Oberbürgermeister Thomas Geisel in der Flüchtlingsunterkunft in einer Turnhalle an der Stettiner Straße in Garath - hier mit (v.l.) Anjesa (10) aus dem Kosovo, Junior, Hosay (7) aus Afghanistan und Angela (7) aus Serbien.

Foto: Bernd Schaller

Alero aus Nigeria war mit ihren Kindern gerade in ihrer Wohnung in der Flüchtlingsunterkunft, als am Freitagvormittag der Brandmelder Alarm schlug. Ihr vierjähriger Sohn Favour verstand sofort, drängte darauf, dass die Familie rasch die Wohnräume verließ. "Das war unser Glück", sagt seine Mutter. Denn sie lebten auf der dritten Etage — die Wohnung, in der das Feuer ausbrach, befand sich nur wenige Meter entfernt. "Wie kann man Familien nur mit Drogensüchtigen unter einem Dach unterbringen, die mit ihrer Raucherei alles in Brand setzen?", fragt sie. "Stellen Sie sich vor, das wäre nachts passiert und wir hätten geschlafen!"

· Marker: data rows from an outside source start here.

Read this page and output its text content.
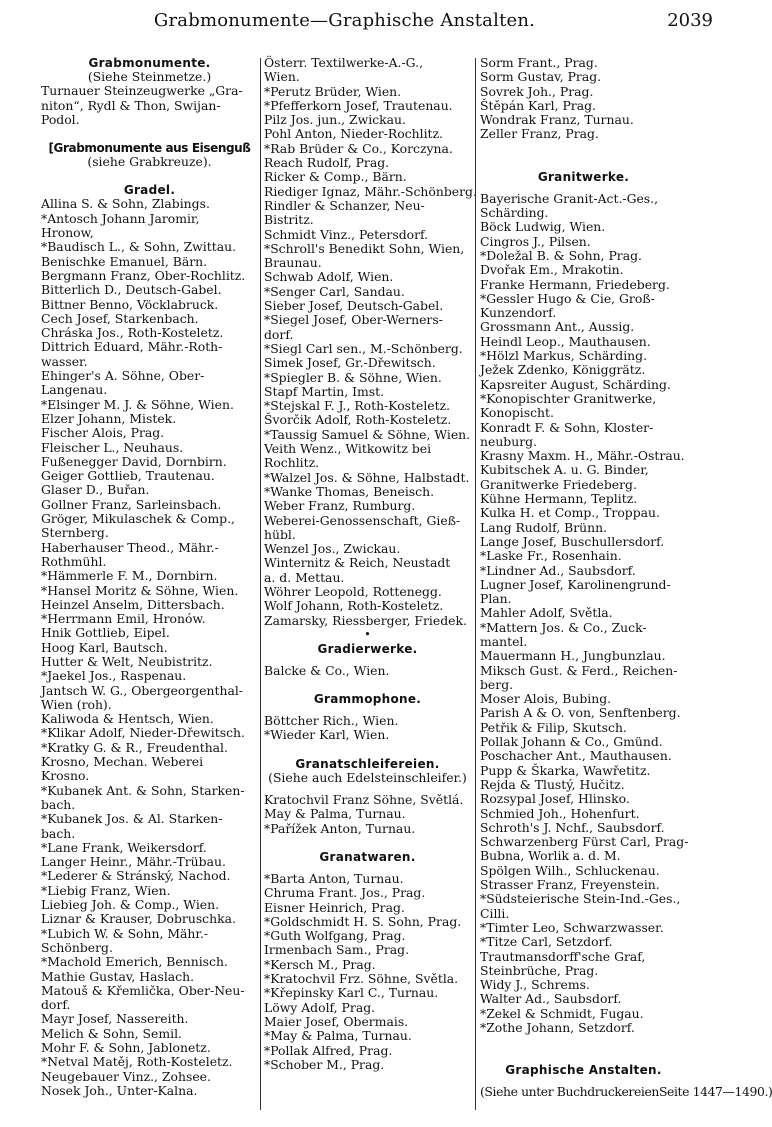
Grabmonumente—Graphische Anstalten.	2039
Grabmonumente.
(Siehe Steinmetze.)
Turnauer Steinzeugwerke „Gra-
niton“, Rydl & Thon, Swijan-
Podol.
[Grabmonumente aus Eisenguß
(siehe Grabkreuze).
Gradel.
Allina S. & Sohn, Zlabings.
*Antosch Johann Jaromir,
Hronow,
*Baudisch L., & Sohn, Zwittau.
Benischke Emanuel, Bärn.
Bergmann Franz, Ober-Rochlitz.
Bitterlich D., Deutsch-Gabel.
Bittner Benno, Vöcklabruck.
Cech Josef, Starkenbach.
Chráska Jos., Roth-Kosteletz.
Dittrich Eduard, Mähr.-Roth-
wasser.
Ehinger's A. Söhne, Ober-
Langenau.
*Elsinger M. J. & Söhne, Wien.
Elzer Johann, Mistek.
Fischer Alois, Prag.
Fleischer L., Neuhaus.
Fußenegger David, Dornbirn.
Geiger Gottlieb, Trautenau.
Glaser D., Buřan.
Gollner Franz, Sarleinsbach.
Gröger, Mikulaschek & Comp.,
Sternberg.
Haberhauser Theod., Mähr.-
Rothmühl.
*Hämmerle F. M., Dornbirn.
*Hansel Moritz & Söhne, Wien.
Heinzel Anselm, Dittersbach.
*Herrmann Emil, Hronów.
Hnik Gottlieb, Eipel.
Hoog Karl, Bautsch.
Hutter & Welt, Neubistritz.
*Jaekel Jos., Raspenau.
Jantsch W. G., Obergeorgenthal-
Wien (roh).
Kaliwoda & Hentsch, Wien.
*Klikar Adolf, Nieder-Dřewitsch.
*Kratky G. & R., Freudenthal.
Krosno, Mechan. Weberei
Krosno.
*Kubanek Ant. & Sohn, Starken-
bach.
*Kubanek Jos. & Al. Starken-
bach.
*Lane Frank, Weikersdorf.
Langer Heinr., Mähr.-Trübau.
*Lederer & Stránský, Nachod.
*Liebig Franz, Wien.
Liebieg Joh. & Comp., Wien.
Liznar & Krauser, Dobruschka.
*Lubich W. & Sohn, Mähr.-
Schönberg.
*Machold Emerich, Bennisch.
Mathie Gustav, Haslach.
Matouš & Křemlička, Ober-Neu-
dorf.
Mayr Josef, Nassereith.
Melich & Sohn, Semil.
Mohr F. & Sohn, Jablonetz.
*Netval Matěj, Roth-Kosteletz.
Neugebauer Vinz., Zohsee.
Nosek Joh., Unter-Kalna.
Österr. Textilwerke-A.-G.,
Wien.
*Perutz Brüder, Wien.
*Pfefferkorn Josef, Trautenau.
Pilz Jos. jun., Zwickau.
Pohl Anton, Nieder-Rochlitz.
*Rab Brüder & Co., Korczyna.
Reach Rudolf, Prag.
Ricker & Comp., Bärn.
Riediger Ignaz, Mähr.-Schönberg.
Rindler & Schanzer, Neu-
Bistritz.
Schmidt Vinz., Petersdorf.
*Schroll's Benedikt Sohn, Wien,
Braunau.
Schwab Adolf, Wien.
*Senger Carl, Sandau.
Sieber Josef, Deutsch-Gabel.
*Siegel Josef, Ober-Werners-
dorf.
*Siegl Carl sen., M.-Schönberg.
Simek Josef, Gr.-Dřewitsch.
*Spiegler B. & Söhne, Wien.
Stapf Martin, Imst.
*Stejskal F. J., Roth-Kosteletz.
Švorčik Adolf, Roth-Kosteletz.
*Taussig Samuel & Söhne, Wien.
Veith Wenz., Witkowitz bei
Rochlitz.
*Walzel Jos. & Söhne, Halbstadt.
*Wanke Thomas, Beneisch.
Weber Franz, Rumburg.
Weberei-Genossenschaft, Gieß-
hübl.
Wenzel Jos., Zwickau.
Winternitz & Reich, Neustadt
a. d. Mettau.
Wöhrer Leopold, Rottenegg.
Wolf Johann, Roth-Kosteletz.
Zamarsky, Riessberger, Friedek.
•
Gradierwerke.
Balcke & Co., Wien.
Grammophone.
Böttcher Rich., Wien.
*Wieder Karl, Wien.
Granatschleifereien.
(Siehe auch Edelsteinschleifer.)
Kratochvil Franz Söhne, Světlá.
May & Palma, Turnau.
*Pařížek Anton, Turnau.
Granatwaren.
*Barta Anton, Turnau.
Chruma Frant. Jos., Prag.
Eisner Heinrich, Prag.
*Goldschmidt H. S. Sohn, Prag.
*Guth Wolfgang, Prag.
Irmenbach Sam., Prag.
*Kersch M., Prag.
*Kratochvil Frz. Söhne, Světla.
*Křepinsky Karl C., Turnau.
Löwy Adolf, Prag.
Maier Josef, Obermais.
*May & Palma, Turnau.
*Pollak Alfred, Prag.
*Schober M., Prag.
Sorm Frant., Prag.
Sorm Gustav, Prag.
Sovrek Joh., Prag.
Štěpán Karl, Prag.
Wondrak Franz, Turnau.
Zeller Franz, Prag.
Granitwerke.
Bayerische Granit-Act.-Ges.,
Schärding.
Böck Ludwig, Wien.
Cingros J., Pilsen.
*Doležal B. & Sohn, Prag.
Dvořak Em., Mrakotin.
Franke Hermann, Friedeberg.
*Gessler Hugo & Cie, Groß-
Kunzendorf.
Grossmann Ant., Aussig.
Heindl Leop., Mauthausen.
*Hölzl Markus, Schärding.
Ježek Zdenko, Königgrätz.
Kapsreiter August, Schärding.
*Konopischter Granitwerke,
Konopischt.
Konradt F. & Sohn, Kloster-
neuburg.
Krasny Maxm. H., Mähr.-Ostrau.
Kubitschek A. u. G. Binder,
Granitwerke Friedeberg.
Kühne Hermann, Teplitz.
Kulka H. et Comp., Troppau.
Lang Rudolf, Brünn.
Lange Josef, Buschullersdorf.
*Laske Fr., Rosenhain.
*Lindner Ad., Saubsdorf.
Lugner Josef, Karolinengrund-
Plan.
Mahler Adolf, Světla.
*Mattern Jos. & Co., Zuck-
mantel.
Mauermann H., Jungbunzlau.
Miksch Gust. & Ferd., Reichen-
berg.
Moser Alois, Bubing.
Parish A & O. von, Senftenberg.
Petřik & Filip, Skutsch.
Pollak Johann & Co., Gmünd.
Poschacher Ant., Mauthausen.
Pupp & Škarka, Wawřetitz.
Rejda & Tlustý, Hučitz.
Rozsypal Josef, Hlinsko.
Schmied Joh., Hohenfurt.
Schroth's J. Nchf., Saubsdorf.
Schwarzenberg Fürst Carl, Prag-
Bubna, Worlik a. d. M.
Spölgen Wilh., Schluckenau.
Strasser Franz, Freyenstein.
*Südsteierische Stein-Ind.-Ges.,
Cilli.
*Timter Leo, Schwarzwasser.
*Titze Carl, Setzdorf.
Trautmansdorff'sche Graf,
Steinbrüche, Prag.
Widy J., Schrems.
Walter Ad., Saubsdorf.
*Zekel & Schmidt, Fugau.
*Zothe Johann, Setzdorf.
Graphische Anstalten.
(Siehe unter BuchdruckereienSeite 1447—1490.)
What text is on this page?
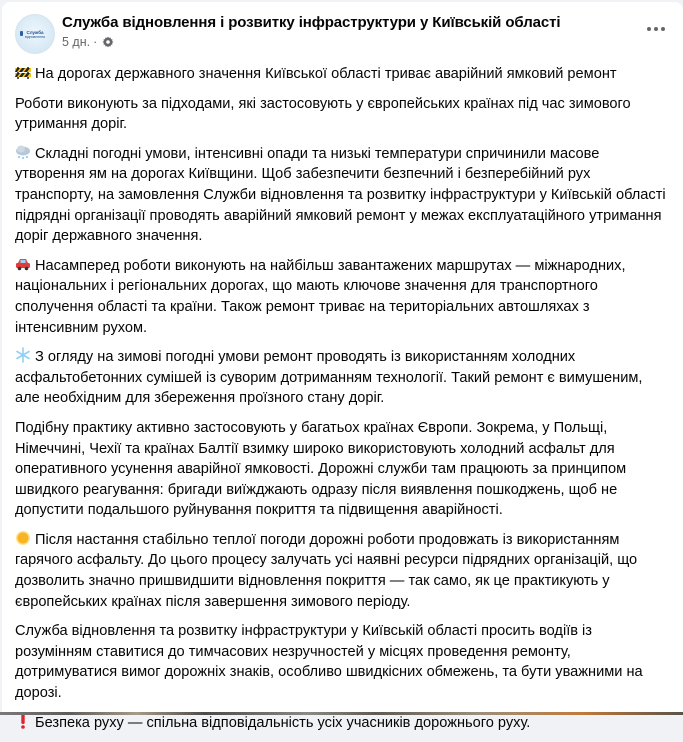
Служба
відновлення
Служба відновлення і розвитку інфраструктури у Київській області
5 дн. ·

На дорогах державного значення Київської області триває аварійний ямковий ремонт

Роботи виконують за підходами, які застосовують у європейських країнах під час зимового утримання доріг.

Складні погодні умови, інтенсивні опади та низькі температури спричинили масове утворення ям на дорогах Київщини. Щоб забезпечити безпечний і безперебійний рух транспорту, на замовлення Служби відновлення та розвитку інфраструктури у Київській області підрядні організації проводять аварійний ямковий ремонт у межах експлуатаційного утримання доріг державного значення.

Насамперед роботи виконують на найбільш завантажених маршрутах — міжнародних, національних і регіональних дорогах, що мають ключове значення для транспортного сполучення області та країни. Також ремонт триває на територіальних автошляхах з інтенсивним рухом.

З огляду на зимові погодні умови ремонт проводять із використанням холодних асфальтобетонних сумішей із суворим дотриманням технології. Такий ремонт є вимушеним, але необхідним для збереження проїзного стану доріг.

Подібну практику активно застосовують у багатьох країнах Європи. Зокрема, у Польщі, Німеччині, Чехії та країнах Балтії взимку широко використовують холодний асфальт для оперативного усунення аварійної ямковості. Дорожні служби там працюють за принципом швидкого реагування: бригади виїжджають одразу після виявлення пошкоджень, щоб не допустити подальшого руйнування покриття та підвищення аварійності.

Після настання стабільно теплої погоди дорожні роботи продовжать із використанням гарячого асфальту. До цього процесу залучать усі наявні ресурси підрядних організацій, що дозволить значно пришвидшити відновлення покриття — так само, як це практикують у європейських країнах після завершення зимового періоду.

Служба відновлення та розвитку інфраструктури у Київській області просить водіїв із розумінням ставитися до тимчасових незручностей у місцях проведення ремонту, дотримуватися вимог дорожніх знаків, особливо швидкісних обмежень, та бути уважними на дорозі.

Безпека руху — спільна відповідальність усіх учасників дорожнього руху.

Jetzt sitzt sie mit Nana aus Ghana auf einer Bank im Schulhof an der Stettiner Straße und isst das Mittagessen, das der Caterer gerade geliefert hat. Nana ist hochschwanger, in zwei Wochen sei die Geburt terminiert, erzählt sie. Und nun lebt sie seit einigen Stunden in einem Zelt in einer Turnhalle, hat nach dem Brand nichts, nicht einmal eine Zahnbürste, aus dem Gebäude in Oberkassel mitnehmen dürfen.

 Alero aus Nigeria mit ihrem Sohn Favour - sie lebten in der Oberkasseler Flüchtlingsunterkunft auf derselben Etage, auf der das Feuer ausgebrochen ist.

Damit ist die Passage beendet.